Transmission Control Protocol
The Transmission Control Protocol (TCP), documented in RFC 793, makes up for IP's deficiencies by providing reliable, stream-oriented connections that hide most of IP's shortcomings. The protocol suite gets its name because most TCP/IP protocols are based on TCP, which is in turn based on IP. TCP and IP are the twin pillars of TCP/IP.
TCP adds a great deal of functionality to the IP service it is layered over:
- Streams. TCP data is organized as a stream of bytes, much like a file. The datagram nature of the network is concealed. A mechanism (the Urgent Pointer) exists to let out-of-band data be specially flagged.
- Reliable delivery. Sequence numbers are used to coordinate which data has been transmitted and received. TCP will arrange for retransmission if it determines that data has been lost.
- Network adaptation. TCP will dynamically learn the delay characteristics of a network and adjust its operation to maximize throughput without overloading the network.
- Flow control. TCP manages data buffers, and coordinates traffic so its buffers will never overflow. Fast senders will be stopped periodically to keep up with slower receivers.
Full-duplex Operation
No matter what the particular application, TCP almost always operates full-duplex. The algorithms described below operate in both directions, in an almost completely independent manner. It's sometimes useful to think of a TCP session as two independent byte streams, traveling in opposite directions. No TCP mechanism exists to associate data in the forward and reverse byte streams. Only during connection start and close sequences can TCP exhibit asymmetric behavior (i.e. data transfer in the forward direction but not in the reverse, or vice versa).
Sequence Numbers
TCP uses a 32-bit sequence number that counts bytes in the data stream. Each TCP packet contains the starting sequence number of the data in that packet, and the sequence number (called the acknowledgment number) of the last byte received from the remote peer. With this information, a sliding-window protocol is implemented. Forward and reverse sequence numbers are completely independent, and each TCP peer must track both its own sequence numbering and the numbering being used by the remote peer.
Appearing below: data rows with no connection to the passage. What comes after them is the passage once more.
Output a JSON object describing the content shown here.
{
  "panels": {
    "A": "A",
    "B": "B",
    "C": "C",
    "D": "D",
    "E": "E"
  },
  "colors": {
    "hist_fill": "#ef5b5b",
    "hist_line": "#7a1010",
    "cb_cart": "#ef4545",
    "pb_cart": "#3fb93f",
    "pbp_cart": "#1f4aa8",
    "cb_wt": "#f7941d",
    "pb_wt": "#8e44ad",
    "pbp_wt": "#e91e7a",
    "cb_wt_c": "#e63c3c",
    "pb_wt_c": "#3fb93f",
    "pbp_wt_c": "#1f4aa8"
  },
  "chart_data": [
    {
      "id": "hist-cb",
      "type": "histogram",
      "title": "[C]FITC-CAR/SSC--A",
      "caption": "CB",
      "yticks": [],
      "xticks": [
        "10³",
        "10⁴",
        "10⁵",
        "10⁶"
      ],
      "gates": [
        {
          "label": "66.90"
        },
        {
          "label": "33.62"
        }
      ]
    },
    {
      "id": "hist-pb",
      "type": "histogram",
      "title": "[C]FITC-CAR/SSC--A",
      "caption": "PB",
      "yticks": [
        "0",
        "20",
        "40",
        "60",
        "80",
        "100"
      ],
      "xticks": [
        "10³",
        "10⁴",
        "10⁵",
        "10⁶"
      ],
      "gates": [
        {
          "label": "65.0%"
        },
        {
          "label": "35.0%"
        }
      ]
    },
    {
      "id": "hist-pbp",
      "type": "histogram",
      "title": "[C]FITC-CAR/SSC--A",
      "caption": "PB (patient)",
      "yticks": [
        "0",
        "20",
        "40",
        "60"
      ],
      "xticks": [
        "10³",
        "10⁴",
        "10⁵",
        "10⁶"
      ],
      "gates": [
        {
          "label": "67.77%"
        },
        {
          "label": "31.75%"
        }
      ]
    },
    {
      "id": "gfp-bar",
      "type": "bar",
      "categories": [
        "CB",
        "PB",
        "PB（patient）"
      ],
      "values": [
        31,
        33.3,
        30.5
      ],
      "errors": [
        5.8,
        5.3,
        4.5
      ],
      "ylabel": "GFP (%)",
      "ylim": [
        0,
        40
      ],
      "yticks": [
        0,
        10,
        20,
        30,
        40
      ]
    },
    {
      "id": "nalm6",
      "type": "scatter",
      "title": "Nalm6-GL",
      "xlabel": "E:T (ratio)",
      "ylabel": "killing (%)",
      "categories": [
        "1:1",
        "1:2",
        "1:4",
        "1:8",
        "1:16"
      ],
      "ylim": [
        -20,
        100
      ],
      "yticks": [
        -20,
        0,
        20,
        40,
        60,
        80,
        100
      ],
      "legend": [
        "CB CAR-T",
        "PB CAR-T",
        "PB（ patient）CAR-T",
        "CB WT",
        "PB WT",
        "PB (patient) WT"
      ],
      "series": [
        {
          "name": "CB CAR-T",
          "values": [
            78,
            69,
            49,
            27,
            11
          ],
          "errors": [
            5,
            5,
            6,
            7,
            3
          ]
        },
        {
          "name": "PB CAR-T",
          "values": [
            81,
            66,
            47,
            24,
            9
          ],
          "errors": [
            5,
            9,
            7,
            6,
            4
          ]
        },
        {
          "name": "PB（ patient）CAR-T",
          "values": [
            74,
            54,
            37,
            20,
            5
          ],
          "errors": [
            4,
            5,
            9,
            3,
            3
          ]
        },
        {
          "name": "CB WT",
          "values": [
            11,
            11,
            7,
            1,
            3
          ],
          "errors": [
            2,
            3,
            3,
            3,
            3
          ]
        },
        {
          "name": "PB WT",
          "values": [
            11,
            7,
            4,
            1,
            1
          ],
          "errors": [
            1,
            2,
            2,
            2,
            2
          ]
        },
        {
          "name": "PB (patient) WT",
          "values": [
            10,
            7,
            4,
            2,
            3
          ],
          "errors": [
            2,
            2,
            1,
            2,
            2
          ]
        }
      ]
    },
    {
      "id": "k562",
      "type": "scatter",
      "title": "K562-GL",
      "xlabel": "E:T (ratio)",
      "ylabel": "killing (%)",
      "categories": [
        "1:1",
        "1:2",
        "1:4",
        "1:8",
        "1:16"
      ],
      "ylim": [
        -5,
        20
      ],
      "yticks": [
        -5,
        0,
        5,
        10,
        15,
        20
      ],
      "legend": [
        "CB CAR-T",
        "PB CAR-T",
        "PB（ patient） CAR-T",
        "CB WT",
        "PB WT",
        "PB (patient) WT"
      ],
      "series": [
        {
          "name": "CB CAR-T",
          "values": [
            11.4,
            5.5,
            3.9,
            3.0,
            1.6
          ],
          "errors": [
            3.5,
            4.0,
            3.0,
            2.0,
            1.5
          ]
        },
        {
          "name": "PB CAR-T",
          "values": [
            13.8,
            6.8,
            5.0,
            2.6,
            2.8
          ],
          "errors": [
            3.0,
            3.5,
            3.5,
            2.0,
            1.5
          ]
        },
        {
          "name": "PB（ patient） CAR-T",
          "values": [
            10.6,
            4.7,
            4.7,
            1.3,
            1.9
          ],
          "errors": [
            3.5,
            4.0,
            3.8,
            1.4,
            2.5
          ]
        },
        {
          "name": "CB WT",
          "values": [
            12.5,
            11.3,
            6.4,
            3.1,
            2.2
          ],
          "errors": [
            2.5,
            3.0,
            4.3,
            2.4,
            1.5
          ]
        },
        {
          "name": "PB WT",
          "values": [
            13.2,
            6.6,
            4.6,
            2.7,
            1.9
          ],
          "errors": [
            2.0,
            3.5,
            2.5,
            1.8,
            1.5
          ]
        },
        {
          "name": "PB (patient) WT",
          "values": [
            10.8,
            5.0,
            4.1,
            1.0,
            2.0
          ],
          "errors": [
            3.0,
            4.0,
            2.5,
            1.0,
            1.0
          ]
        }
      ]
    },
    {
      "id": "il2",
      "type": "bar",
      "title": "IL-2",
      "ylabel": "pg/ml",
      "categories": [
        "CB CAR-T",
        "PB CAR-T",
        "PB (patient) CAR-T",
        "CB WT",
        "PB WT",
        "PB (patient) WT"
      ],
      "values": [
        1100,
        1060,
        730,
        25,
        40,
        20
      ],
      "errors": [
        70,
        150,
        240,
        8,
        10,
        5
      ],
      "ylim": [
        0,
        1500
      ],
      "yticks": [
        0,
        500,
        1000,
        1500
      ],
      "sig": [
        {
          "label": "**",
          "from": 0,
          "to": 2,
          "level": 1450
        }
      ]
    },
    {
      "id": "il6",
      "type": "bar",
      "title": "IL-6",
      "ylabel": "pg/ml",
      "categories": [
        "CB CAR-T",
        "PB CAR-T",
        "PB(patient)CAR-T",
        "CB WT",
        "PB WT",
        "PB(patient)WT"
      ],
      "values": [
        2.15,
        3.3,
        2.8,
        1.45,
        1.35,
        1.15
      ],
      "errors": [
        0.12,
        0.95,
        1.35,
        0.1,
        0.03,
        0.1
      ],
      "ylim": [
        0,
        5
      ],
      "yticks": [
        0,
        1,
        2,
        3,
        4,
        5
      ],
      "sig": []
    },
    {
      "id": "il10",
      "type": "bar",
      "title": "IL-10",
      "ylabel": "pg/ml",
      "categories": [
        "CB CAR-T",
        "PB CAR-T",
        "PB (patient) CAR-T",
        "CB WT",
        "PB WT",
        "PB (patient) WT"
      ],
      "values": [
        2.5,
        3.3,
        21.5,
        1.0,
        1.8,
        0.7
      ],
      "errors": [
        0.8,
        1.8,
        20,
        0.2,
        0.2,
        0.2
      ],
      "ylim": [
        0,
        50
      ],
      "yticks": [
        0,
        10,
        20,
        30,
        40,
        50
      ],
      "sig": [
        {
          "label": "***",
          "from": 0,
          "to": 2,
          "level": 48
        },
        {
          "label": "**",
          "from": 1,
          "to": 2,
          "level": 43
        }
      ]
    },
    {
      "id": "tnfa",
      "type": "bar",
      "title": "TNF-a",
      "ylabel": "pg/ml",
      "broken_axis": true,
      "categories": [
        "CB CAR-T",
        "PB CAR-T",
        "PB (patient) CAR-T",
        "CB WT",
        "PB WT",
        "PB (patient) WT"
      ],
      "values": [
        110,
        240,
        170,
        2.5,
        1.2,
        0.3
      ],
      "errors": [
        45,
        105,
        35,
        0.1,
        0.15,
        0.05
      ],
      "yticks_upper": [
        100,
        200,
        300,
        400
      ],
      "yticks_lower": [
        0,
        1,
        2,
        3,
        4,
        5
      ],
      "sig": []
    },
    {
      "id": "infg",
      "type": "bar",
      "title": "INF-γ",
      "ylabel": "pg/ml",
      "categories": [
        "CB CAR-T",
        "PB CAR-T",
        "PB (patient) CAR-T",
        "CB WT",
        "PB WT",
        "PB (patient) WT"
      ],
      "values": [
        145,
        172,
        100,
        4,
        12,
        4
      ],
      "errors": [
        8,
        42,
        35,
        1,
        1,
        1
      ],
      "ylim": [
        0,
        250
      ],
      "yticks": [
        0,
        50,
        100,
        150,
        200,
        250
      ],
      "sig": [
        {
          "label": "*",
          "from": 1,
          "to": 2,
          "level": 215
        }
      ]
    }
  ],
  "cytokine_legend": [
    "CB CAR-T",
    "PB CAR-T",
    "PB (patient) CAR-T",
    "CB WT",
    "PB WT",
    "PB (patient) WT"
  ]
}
TCP uses a number of control flags to manage the connection. Some of these flags pertain to a single packet, such as the URG flag indicating valid data in the Urgent Pointer field, but two flags (SYN and FIN), require reliable delivery as they mark the beginning and end of the data stream. In order to insure reliable delivery of these two flags, they are assigned spots in the sequence number space. Each flag occupies a single byte.
Window Size and Buffering
Each endpoint of a TCP connection will have a buffer for storing data that is transmitted over the network before the application is ready to read the data. This lets network transfers take place while applications are busy with other processing, improving overall performance.
To avoid overflowing the buffer, TCP sets a Window Size field in each packet it transmits. This field contains the amount of data that may be transmitted into the buffer. If this number falls to zero, the remote TCP can send no more data. It must wait until buffer space becomes available and it receives a packet announcing a non-zero window size.
Sometimes, the buffer space is too small. This happens when the network's bandwidth-delay product exceeds the buffer size. The simplest solution is to increase the buffer, but for extreme cases the protocol itself becomes the bottleneck (because it doesn't support a large enough Window Size). Under these conditions, the network is termed an LFN (Long Fat Network - pronounced elephant).
RFC 1072 discusses LFNs.
Round-Trip Time Estimation
When a host transmits a TCP packet to its peer, it must wait a period of time for an acknowledgment. If the reply does not come within the expected period, the packet is assumed to have been lost and the data is retransmitted. The obvious question - How long do we wait? - lacks a simple answer. Over an Ethernet, no more than a few microseconds should be needed for a reply. If the traffic must flow over the wide-area Internet, a second or two might be reasonable during peak utilization times. If we're talking to an instrument package on a satellite hurtling toward Mars, minutes might be required before a reply. There is no one answer to the question - How long?
All modern TCP implementations seek to answer this question by monitoring the normal exchange of data packets and developing an estimate of how long is "too long". This process is called Round-Trip Time (RTT) estimation. RTT estimates are one of the most important performance parameters in a TCP exchange, especially when you consider that on an indefinitely large transfer, all TCP implementations eventually drop packets and retransmit them, no matter how good the quality of the link. If the RTT estimate is too low, packets are retransmitted unnecessarily; if too high, the connection can sit idle while the host waits to timeout.